In the knowledge that art exists as a virtual approximation or simulacrum in general, my approach to printing is different in the sense that the actual, physical production is of primary concern rather than its dissemination.
Whether traditional woodcut or linocut, I transform images in conjunction with other media, exploring all the ‘what ifs’ that colour, texture or scale can offer to create a new reality. Ultimately, in combination with pencil, ink, watercolour or acrylic, each work is a stand-alone where the ‘hand’ is ever present. This is contrary to the traditionally accepted notion of reproduced editions.
My practice underscores the immediate and direct relationship between self and surface in dialogue with the event, both intuitively and cerebrally,
Printing however is a much slower process with the resulting image emerging in reverse.
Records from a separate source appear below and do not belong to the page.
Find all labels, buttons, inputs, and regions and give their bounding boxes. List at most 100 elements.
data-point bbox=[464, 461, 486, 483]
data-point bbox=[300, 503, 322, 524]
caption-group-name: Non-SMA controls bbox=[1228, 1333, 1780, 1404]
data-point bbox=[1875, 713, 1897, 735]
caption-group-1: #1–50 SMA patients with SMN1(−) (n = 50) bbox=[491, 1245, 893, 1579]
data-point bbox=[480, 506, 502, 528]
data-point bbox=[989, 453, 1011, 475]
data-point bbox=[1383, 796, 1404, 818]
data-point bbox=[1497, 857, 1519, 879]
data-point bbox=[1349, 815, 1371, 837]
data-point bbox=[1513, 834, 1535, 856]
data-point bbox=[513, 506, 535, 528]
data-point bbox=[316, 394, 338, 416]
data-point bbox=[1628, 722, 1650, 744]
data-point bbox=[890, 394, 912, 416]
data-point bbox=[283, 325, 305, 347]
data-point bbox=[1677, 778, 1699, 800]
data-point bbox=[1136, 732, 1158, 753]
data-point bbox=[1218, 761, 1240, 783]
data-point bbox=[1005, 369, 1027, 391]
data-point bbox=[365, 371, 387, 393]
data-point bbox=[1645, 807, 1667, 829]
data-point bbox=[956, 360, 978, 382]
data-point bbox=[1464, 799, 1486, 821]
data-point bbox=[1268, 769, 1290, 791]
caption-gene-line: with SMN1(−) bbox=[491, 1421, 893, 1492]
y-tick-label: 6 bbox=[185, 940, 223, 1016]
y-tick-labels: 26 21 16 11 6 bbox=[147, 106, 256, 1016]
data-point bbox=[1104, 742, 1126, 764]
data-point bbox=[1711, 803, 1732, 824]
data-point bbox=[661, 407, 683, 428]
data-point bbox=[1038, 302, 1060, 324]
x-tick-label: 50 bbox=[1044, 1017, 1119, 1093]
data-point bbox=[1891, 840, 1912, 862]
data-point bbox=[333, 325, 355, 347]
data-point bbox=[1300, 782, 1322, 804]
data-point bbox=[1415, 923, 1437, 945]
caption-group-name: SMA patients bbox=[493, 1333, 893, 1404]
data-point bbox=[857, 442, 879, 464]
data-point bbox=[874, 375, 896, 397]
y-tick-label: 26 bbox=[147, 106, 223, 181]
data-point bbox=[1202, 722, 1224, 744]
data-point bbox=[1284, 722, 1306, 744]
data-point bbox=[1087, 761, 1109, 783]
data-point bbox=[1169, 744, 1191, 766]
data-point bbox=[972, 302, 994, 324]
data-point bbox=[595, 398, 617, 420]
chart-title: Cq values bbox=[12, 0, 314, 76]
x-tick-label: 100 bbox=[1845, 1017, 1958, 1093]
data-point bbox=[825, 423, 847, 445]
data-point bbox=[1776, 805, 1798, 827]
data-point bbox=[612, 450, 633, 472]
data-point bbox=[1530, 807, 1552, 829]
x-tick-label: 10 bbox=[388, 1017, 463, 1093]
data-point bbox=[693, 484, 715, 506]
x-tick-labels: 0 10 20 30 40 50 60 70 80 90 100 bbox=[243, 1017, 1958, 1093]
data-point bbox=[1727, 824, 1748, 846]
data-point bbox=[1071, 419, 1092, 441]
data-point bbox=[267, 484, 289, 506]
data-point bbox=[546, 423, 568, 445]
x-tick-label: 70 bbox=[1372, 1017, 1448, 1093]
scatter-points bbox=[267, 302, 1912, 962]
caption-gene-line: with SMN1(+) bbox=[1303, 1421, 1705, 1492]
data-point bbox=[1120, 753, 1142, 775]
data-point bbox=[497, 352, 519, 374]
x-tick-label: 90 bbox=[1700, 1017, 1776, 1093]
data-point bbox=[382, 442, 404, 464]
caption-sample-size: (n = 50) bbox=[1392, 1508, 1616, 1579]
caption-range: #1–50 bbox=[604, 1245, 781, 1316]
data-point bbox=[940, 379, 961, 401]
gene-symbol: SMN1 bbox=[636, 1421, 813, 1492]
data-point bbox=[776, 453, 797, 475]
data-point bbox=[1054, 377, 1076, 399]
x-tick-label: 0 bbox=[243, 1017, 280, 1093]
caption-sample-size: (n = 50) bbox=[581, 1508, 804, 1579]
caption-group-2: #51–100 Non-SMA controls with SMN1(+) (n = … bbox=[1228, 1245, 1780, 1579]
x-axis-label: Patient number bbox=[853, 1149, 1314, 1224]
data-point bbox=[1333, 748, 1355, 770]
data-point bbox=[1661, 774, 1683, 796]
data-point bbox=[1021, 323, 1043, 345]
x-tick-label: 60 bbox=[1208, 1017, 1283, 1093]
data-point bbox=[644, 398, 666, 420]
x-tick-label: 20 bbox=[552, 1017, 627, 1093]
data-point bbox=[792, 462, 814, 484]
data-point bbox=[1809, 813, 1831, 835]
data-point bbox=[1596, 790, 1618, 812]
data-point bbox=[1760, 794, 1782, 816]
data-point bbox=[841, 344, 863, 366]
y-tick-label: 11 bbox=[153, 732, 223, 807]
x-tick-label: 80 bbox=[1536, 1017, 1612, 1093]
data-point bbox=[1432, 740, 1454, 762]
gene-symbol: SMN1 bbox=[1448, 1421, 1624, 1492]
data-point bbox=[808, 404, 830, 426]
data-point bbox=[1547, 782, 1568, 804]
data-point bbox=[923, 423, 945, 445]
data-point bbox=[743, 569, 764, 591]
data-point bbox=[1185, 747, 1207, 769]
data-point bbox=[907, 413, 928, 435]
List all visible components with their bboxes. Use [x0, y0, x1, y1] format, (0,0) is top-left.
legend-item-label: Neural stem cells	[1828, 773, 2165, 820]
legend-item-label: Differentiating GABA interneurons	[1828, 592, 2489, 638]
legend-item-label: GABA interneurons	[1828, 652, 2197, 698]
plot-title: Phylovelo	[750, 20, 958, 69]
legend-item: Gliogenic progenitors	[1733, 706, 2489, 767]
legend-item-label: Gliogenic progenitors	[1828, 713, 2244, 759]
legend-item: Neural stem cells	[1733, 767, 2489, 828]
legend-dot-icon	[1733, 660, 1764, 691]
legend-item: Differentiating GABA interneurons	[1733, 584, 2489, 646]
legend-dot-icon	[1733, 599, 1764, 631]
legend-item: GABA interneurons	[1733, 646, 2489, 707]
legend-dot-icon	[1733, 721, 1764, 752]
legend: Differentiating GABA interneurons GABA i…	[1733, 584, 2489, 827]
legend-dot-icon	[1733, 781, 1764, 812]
Although cognisant of this fact I am constantly surprised by the outcome. Notwithstanding solid advance preparation, the unexpected result leads me to explore new possibilities and relationships between the image and its doppelganger.
Although of varied and of different dimensions, a body of ten works began with the identical single linocut print. Sharing a common progenitor, paint trumps print here, creating images that suggest a common DNA but retain a particular identity of their own.
Bianca is amongst the works that hopefully bring together the passion for painting with the discipline of printing. The title references the colour of the line (white in Italian) with which calligraphic marks described the reclining nude. Bordered by a vivid green, the burgundy ground seems to recede into the background.